LSCI is a simple yet powerful tool for visualizing blood flow in real time with excellent spatiotemporal resolution and is ideal for use in a surgical setting. There is a clear need for monitoring CBF during neurosurgery and LSCI is a perfect candidate to overcome many of the disadvantages of currently available techniques. A direct comparison between LSCI and ICGA in an animal model demonstrated that the two techniques are complementary and provide different information to the surgeon.
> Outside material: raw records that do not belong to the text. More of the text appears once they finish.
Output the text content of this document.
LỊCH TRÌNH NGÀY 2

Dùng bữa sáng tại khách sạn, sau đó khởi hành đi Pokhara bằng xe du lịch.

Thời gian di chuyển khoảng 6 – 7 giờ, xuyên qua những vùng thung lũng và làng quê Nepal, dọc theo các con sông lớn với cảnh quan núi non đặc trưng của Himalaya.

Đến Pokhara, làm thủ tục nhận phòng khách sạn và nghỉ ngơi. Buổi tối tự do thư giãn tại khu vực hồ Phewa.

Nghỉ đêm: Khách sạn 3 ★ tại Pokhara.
LSCI has the advantages that it does not require the use of an exogenous contrast agent, can be used continuously or repeated as often as needed, and provides a true measure of blood flow. The results from the 10-patient clinical study are promising and indicate the feasibility of using LSCI to monitor blood flow changes in a neurosurgical setting. The LSCI images showed excellent correlation with the anatomical vasculature captured by the microscope’s built-in camera and were unobstructed by the presence of blood pools within the field of view. The microscope-integrated instrumentation proved to be convenient and easy to use for the surgeons, providing real time, full field blood flow maps with minimal interference to the surgical procedure. Both the ECG filtering and image registration helped account for variability observed in blood flow as a result of the cardiac cycle and tissue motion. Future work will include a larger clinical study to assess LSCI performance during a wider variety of neurosurgical procedures, including cerebrovascular repair and functional mapping.